Most of the other 28 reports News4Jax combed through show buildings in Jacksonville are in compliance with fire codes.
But the Jacksonville Towers in San Marco had nearly a dozen violations in its most recent inspection in July. Those problems included issues with the sprinkler system, electrical panel, junction box, emergency generator, fire alarm panel and carbon monoxide detectors.
Management at the Jacksonville Towers would not allow News4Jax cameras inside, but managers said crews were working Wednesday to correct the issues from the inspection report.
A resident, who asked not to be identified, said she does not feel safe living in the towers and that they only started making repairs after the I-TEAM's report about the issues at Jacksonville Townhouse Apartments.

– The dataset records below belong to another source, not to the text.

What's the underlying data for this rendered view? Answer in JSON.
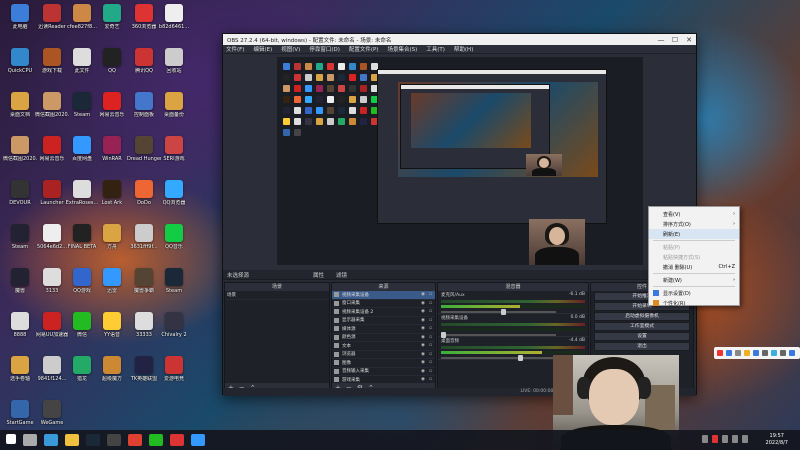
{
  "desktop": {
    "icons": [
      {
        "label": "此电脑",
        "color": "#3b7dd8"
      },
      {
        "label": "迅读Reader",
        "color": "#b33"
      },
      {
        "label": "cfee827f8...",
        "color": "#c84"
      },
      {
        "label": "爱奇艺",
        "color": "#2a8"
      },
      {
        "label": "360浏览器",
        "color": "#d33"
      },
      {
        "label": "b82d6461...",
        "color": "#eee"
      },
      {
        "label": "QuickCPU",
        "color": "#38c"
      },
      {
        "label": "游戏下载",
        "color": "#a52"
      },
      {
        "label": "此文件",
        "color": "#ddd"
      },
      {
        "label": "QQ",
        "color": "#222"
      },
      {
        "label": "腾讯QQ",
        "color": "#c33"
      },
      {
        "label": "回收站",
        "color": "#ccc"
      },
      {
        "label": "桌面文档",
        "color": "#d9a441"
      },
      {
        "label": "微信截图2020...",
        "color": "#c96"
      },
      {
        "label": "Steam",
        "color": "#1b2838"
      },
      {
        "label": "网易云音乐",
        "color": "#d22"
      },
      {
        "label": "控制面板",
        "color": "#47c"
      },
      {
        "label": "桌面备份",
        "color": "#d9a441"
      },
      {
        "label": "微信截图2020...",
        "color": "#c96"
      },
      {
        "label": "网易云音乐",
        "color": "#c22"
      },
      {
        "label": "百度网盘",
        "color": "#39f"
      },
      {
        "label": "WinRAR",
        "color": "#925"
      },
      {
        "label": "Dread Hunger",
        "color": "#543"
      },
      {
        "label": "SERI游戏",
        "color": "#c44"
      },
      {
        "label": "DEVOUR",
        "color": "#333"
      },
      {
        "label": "Launcher",
        "color": "#a22"
      },
      {
        "label": "ExtraRoses...",
        "color": "#ddd"
      },
      {
        "label": "Lost Ark",
        "color": "#321"
      },
      {
        "label": "DoDo",
        "color": "#e63"
      },
      {
        "label": "QQ浏览器",
        "color": "#3af"
      },
      {
        "label": "Steam",
        "color": "#223"
      },
      {
        "label": "5064e6d2...",
        "color": "#eee"
      },
      {
        "label": "FINAL BETA",
        "color": "#222"
      },
      {
        "label": "方舟",
        "color": "#d9a441"
      },
      {
        "label": "3631fff9f...",
        "color": "#ccc"
      },
      {
        "label": "QQ音乐",
        "color": "#1c4"
      },
      {
        "label": "魔兽",
        "color": "#223"
      },
      {
        "label": "3133",
        "color": "#ddd"
      },
      {
        "label": "QQ游戏",
        "color": "#36c"
      },
      {
        "label": "迅雷",
        "color": "#39f"
      },
      {
        "label": "魔兽争霸",
        "color": "#543"
      },
      {
        "label": "Steam",
        "color": "#1b2838"
      },
      {
        "label": "8888",
        "color": "#ddd"
      },
      {
        "label": "网易UU加速器",
        "color": "#c22"
      },
      {
        "label": "微信",
        "color": "#2b2"
      },
      {
        "label": "YY语音",
        "color": "#fc3"
      },
      {
        "label": "33333",
        "color": "#ddd"
      },
      {
        "label": "Chivalry 2",
        "color": "#334"
      },
      {
        "label": "选手卷轴",
        "color": "#d9a441"
      },
      {
        "label": "9841f124...",
        "color": "#ccc"
      },
      {
        "label": "猎龙",
        "color": "#2a6"
      },
      {
        "label": "超级魔方",
        "color": "#c83"
      },
      {
        "label": "TK英雄联盟",
        "color": "#224"
      },
      {
        "label": "爱游电竞",
        "color": "#c33"
      },
      {
        "label": "StartGame",
        "color": "#36a"
      },
      {
        "label": "WeGame",
        "color": "#444"
      }
    ]
  },
  "obs": {
    "title": "OBS 27.2.4 (64-bit, windows) - 配置文件: 未命名 - 场景: 未命名",
    "menu": [
      "文件(F)",
      "编辑(E)",
      "视图(V)",
      "停靠窗口(D)",
      "配置文件(P)",
      "场景集合(S)",
      "工具(T)",
      "帮助(H)"
    ],
    "window_controls": [
      "—",
      "☐",
      "✕"
    ],
    "scene_label": "未选择源",
    "top_buttons": [
      "属性",
      "滤镜"
    ],
    "docks": {
      "scenes": {
        "title": "场景",
        "items": [
          "场景"
        ]
      },
      "sources": {
        "title": "来源",
        "items": [
          "视频采集设备",
          "窗口采集",
          "视频采集设备 2",
          "显示器采集",
          "媒体源",
          "颜色源",
          "文本",
          "浏览器",
          "图像",
          "音频输入采集",
          "游戏采集"
        ]
      },
      "mixer": {
        "title": "混音器",
        "channels": [
          {
            "name": "麦克风/Aux",
            "db": "-6.1 dB",
            "level": 0.55
          },
          {
            "name": "视频采集设备",
            "db": "0.0 dB",
            "level": 0.0
          },
          {
            "name": "桌面音频",
            "db": "-4.4 dB",
            "level": 0.7
          }
        ]
      },
      "transitions": {
        "title": "转场动画"
      },
      "controls": {
        "title": "控件",
        "buttons": [
          "开始推流",
          "开始录制",
          "启动虚拟摄像机",
          "工作室模式",
          "设置",
          "退出"
        ]
      }
    },
    "status": "LIVE: 00:00:00   REC: 00:00:00   CPU: 1.1%, 30.00 fps"
  },
  "context_menu": {
    "items": [
      {
        "label": "查看(V)",
        "submenu": true,
        "disabled": false,
        "shortcut": ""
      },
      {
        "label": "排序方式(O)",
        "submenu": true,
        "disabled": false,
        "shortcut": ""
      },
      {
        "label": "刷新(E)",
        "submenu": false,
        "disabled": false,
        "shortcut": "",
        "highlight": true
      },
      {
        "label": "粘贴(P)",
        "submenu": false,
        "disabled": true,
        "shortcut": ""
      },
      {
        "label": "粘贴快捷方式(S)",
        "submenu": false,
        "disabled": true,
        "shortcut": ""
      },
      {
        "label": "撤消 删除(U)",
        "submenu": false,
        "disabled": false,
        "shortcut": "Ctrl+Z"
      },
      {
        "label": "新建(W)",
        "submenu": true,
        "disabled": false,
        "shortcut": ""
      },
      {
        "label": "显示设置(D)",
        "submenu": false,
        "disabled": false,
        "shortcut": ""
      },
      {
        "label": "个性化(R)",
        "submenu": false,
        "disabled": false,
        "shortcut": ""
      }
    ]
  },
  "taskbar": {
    "time": "19:57",
    "date": "2022/8/7",
    "apps": [
      "start-icon",
      "search-icon",
      "edge-icon",
      "explorer-icon",
      "steam-icon",
      "obs-icon",
      "chrome-icon",
      "wechat-icon",
      "media-icon",
      "browser-icon"
    ]
  }
}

“This is the first fire drill that I’ve heard probably in a year,” the woman said.
In eight of the reports, no recent inspections had been completed. Some listed their most recent inspection as far back as 2014.
Many facilities said they assumed the city inspected the buildings every year. A fire department spokesman said that is the goal, but it's not always the reality.

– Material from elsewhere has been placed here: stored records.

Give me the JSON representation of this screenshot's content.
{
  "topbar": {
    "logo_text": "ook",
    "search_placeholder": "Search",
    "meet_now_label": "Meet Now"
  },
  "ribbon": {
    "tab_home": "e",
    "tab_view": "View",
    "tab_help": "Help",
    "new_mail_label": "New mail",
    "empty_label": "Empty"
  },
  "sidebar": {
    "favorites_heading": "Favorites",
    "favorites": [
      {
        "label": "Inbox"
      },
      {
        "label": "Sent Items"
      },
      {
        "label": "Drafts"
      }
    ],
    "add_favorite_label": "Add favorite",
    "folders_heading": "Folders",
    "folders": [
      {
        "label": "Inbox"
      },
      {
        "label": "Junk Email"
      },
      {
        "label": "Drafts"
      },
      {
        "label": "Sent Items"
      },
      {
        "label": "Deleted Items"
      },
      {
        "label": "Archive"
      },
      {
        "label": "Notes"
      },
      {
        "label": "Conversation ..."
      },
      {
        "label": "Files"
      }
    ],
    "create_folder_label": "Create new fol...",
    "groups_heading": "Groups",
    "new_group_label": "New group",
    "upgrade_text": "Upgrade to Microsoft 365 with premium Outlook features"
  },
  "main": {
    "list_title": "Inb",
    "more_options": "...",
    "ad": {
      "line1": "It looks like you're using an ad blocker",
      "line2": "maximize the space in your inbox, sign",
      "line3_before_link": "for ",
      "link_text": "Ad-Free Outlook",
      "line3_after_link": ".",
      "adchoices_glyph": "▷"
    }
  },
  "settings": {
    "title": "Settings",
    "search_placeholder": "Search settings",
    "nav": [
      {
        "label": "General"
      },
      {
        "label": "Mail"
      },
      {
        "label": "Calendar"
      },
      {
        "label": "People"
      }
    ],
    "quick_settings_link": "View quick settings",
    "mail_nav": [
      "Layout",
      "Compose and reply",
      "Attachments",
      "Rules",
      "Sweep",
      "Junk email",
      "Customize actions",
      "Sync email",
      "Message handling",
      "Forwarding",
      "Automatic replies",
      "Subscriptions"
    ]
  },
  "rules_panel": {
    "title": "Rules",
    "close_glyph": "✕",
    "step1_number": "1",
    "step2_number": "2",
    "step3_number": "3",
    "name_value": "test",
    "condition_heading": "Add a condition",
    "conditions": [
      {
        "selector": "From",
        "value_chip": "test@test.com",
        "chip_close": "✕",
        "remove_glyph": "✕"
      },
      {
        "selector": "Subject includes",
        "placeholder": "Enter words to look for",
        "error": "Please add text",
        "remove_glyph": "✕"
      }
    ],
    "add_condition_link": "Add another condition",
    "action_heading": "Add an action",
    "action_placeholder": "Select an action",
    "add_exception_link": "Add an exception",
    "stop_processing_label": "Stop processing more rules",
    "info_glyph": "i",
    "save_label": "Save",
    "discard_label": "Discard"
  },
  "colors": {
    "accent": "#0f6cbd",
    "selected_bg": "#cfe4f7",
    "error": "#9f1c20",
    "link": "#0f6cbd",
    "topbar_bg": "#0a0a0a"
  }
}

“With over 24,000 businesses that are inspected annually, sometimes we fall behind on some of these, but make no mistake about it, since the definition is routine, we will get to you,” Jacksonville Fire and Rescue Department spokesman Tom Francis said.
The city inspects facilities that require such inspections to approved for state licenses, like the Department of Children and Families.
But private facilities, like many housing complexes the I-TEAM reviewed, are not required by law to be inspected each year.
Residents still awaiting word
According to a website for the Jacksonville Townhouse Apartments, safety checks are being done in every apartment to make sure they are safe before residents return home.
In the meantime, many displaced residents remain at the Faith United Methodist Church, where the Red Cross has set up a shelter.
“While this process is taking longer than we would like, resident safety is our top priority and we want to ensure each apartment undergoes a thorough safety evaluation,” apartment officials wrote online. “By day’s end, we hope to have identified the apartments that can be reoccupied in the short-term, some as soon as tomorrow.”
Management set up a resident relocation team that met individually with residents at the shelter.
“Residents whose apartments were minimally affected will be able to return to their own homes soon, while those whose apartments were more seriously affected will be transferred to another apartment within the building,” management wrote. “Management will assist every resident with their return home or temporary accommodations -- no resident will be homeless.”
Managers said a local agency provided $200 gift cards for every resident, and they were all helped with transportation to purchase what they need until they can return home.
Managers will provide dinner for residents at the church shelter Thursday.